わかりやすい東洋医学の病気の原因(内因・外因・不内外因)

東洋医学の病因とは、病を発生させる原因のことで、外因・内因・不内外因の3つを指します。

 

これらの病因を特定して排除することが治療の基礎となります。

 

東洋医学では、気・血・津液、五臓六腑、経絡、陰陽のバランスが損なわれると、病気になると考えています。

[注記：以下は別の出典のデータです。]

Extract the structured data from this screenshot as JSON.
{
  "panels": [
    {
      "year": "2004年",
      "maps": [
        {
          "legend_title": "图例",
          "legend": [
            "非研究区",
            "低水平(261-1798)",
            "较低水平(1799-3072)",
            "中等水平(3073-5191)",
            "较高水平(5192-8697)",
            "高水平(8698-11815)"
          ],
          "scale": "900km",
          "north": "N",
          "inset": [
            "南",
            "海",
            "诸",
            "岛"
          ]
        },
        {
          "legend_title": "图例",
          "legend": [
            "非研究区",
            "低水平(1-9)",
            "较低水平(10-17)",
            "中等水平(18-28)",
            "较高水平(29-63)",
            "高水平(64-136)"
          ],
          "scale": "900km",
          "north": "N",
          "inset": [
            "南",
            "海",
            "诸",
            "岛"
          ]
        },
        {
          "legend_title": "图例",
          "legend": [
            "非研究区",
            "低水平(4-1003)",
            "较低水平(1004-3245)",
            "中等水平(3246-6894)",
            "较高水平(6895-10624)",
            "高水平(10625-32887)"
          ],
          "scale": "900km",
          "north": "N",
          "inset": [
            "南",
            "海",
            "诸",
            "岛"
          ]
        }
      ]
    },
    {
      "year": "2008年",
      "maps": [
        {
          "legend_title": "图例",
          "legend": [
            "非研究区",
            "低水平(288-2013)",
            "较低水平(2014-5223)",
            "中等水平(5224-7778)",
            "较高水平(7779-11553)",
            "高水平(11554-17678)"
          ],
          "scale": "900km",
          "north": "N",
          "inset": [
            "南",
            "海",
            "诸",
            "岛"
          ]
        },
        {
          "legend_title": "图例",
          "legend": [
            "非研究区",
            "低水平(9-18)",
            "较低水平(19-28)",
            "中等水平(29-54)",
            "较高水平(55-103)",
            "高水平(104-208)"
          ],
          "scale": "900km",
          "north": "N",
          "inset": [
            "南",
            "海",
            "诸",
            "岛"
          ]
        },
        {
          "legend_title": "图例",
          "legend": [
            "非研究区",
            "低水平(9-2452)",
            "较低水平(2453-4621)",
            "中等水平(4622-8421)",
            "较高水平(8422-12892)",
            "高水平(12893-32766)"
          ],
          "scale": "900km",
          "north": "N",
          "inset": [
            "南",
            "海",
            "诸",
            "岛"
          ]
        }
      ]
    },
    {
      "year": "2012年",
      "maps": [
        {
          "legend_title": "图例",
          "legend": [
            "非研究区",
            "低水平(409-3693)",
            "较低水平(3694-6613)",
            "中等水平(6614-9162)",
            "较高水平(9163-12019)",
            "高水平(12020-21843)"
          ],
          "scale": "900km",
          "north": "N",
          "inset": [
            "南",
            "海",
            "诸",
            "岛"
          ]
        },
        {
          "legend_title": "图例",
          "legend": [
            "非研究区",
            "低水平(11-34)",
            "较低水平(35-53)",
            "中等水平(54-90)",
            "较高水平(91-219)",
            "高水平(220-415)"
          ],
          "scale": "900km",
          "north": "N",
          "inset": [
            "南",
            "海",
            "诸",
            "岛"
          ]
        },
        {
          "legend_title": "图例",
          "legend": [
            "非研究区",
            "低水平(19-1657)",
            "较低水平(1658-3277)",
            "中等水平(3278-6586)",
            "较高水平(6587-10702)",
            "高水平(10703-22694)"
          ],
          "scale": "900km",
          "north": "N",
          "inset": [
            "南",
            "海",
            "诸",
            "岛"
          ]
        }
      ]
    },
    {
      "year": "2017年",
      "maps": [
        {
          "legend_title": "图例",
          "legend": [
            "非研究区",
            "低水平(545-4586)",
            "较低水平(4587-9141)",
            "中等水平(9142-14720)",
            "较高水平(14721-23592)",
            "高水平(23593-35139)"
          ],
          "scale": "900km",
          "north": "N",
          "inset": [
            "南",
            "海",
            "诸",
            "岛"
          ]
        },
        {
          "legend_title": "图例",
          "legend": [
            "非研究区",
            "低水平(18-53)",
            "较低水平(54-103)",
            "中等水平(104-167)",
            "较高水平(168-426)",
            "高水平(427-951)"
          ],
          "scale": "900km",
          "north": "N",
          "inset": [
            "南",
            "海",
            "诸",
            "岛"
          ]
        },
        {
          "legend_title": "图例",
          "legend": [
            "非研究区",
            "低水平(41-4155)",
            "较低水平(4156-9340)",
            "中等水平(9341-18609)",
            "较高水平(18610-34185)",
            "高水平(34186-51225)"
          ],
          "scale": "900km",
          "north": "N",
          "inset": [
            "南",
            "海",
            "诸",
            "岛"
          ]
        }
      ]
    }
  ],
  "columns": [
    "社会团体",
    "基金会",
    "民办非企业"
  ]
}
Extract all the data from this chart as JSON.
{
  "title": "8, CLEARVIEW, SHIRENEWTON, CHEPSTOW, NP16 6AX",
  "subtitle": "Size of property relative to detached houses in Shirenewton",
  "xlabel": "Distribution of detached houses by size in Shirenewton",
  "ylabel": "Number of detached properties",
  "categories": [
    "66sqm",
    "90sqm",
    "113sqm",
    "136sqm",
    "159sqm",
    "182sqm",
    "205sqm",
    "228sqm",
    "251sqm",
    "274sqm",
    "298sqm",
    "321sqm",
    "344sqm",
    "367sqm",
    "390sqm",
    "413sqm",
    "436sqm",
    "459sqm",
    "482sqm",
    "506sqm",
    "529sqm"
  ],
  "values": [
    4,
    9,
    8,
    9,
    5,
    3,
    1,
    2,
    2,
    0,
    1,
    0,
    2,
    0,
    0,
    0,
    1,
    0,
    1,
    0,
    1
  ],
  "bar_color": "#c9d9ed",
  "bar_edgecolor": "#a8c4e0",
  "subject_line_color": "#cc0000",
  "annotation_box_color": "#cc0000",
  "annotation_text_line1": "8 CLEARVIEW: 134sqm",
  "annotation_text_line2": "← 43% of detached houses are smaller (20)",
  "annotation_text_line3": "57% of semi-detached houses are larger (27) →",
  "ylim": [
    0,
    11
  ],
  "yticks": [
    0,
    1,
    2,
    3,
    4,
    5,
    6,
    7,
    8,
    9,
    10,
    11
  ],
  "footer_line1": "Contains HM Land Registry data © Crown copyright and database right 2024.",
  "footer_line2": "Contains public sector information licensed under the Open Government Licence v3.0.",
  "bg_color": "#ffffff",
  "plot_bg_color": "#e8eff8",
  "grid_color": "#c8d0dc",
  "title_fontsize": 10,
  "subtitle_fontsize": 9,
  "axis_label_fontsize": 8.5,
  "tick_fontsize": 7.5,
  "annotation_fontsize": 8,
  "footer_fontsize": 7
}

これらのバランスが崩れる原因を、外因、内因、不内外因の3つに分類しています。

外因とは、

からだの外から押し寄せてくる病邪のことで、外邪ともいいます。

 

季節の変化など、環境的な因子にもとづくもので、風邪、寒邪、暑邪、湿邪、燥邪、火邪の6つに分類され、これらは、一般的に体表や背中、口、鼻などから体内に侵入してくると考えています。

 

内因とは、

からだの内側からおこる臓腑を痛める原因の要素を内因といいます。

人の行き過ぎた、過剰な感情を指しています。

 

(き、よろこぶ)、(ど、いかり)、(し、思いなやむ)、(ひ、かなしむ)、(ゆう、うれう)、(きょう、おそれる)、(きょう、おどろく)

 

といった7つの感情(七情)が過剰であったり、長期間にわたって続くと、五臓六腑や気・血・津液に影響を与えて、バランスが崩れて病気になることを意味しています。

 

不内外因とは、

外因にも内因にも分類されない原因のことで、おもに生活習慣のことを指します。

 

不規則な食事、過労、運動不足、外傷(ケガ)などがここに含まれます。

まとめ

いかかでしょうか?

体調を崩して、病気になる原因を東洋医学は、2000年前からこんな分類をしていたことに驚きませんか?

 

この分類は、現代社会でも充分通用するものだと思います。

 

特に、内因はうつ症状など引き起こしたり、ヒステリーであったり、心身症の原因に当てはまると思います。

 

また、不内外因は、メタボリックシンドロームであったり、糖尿病などの原因になり、重度な生活習慣病につながる要因です。

 

こういった原因を確かめながら、未病のうちに対処するのが、東洋医学の本来の使われ方でしょう。

 

病因を意識するだけでも、今後の人生のお役に立つと思うのですが、あなたはどう思われますか?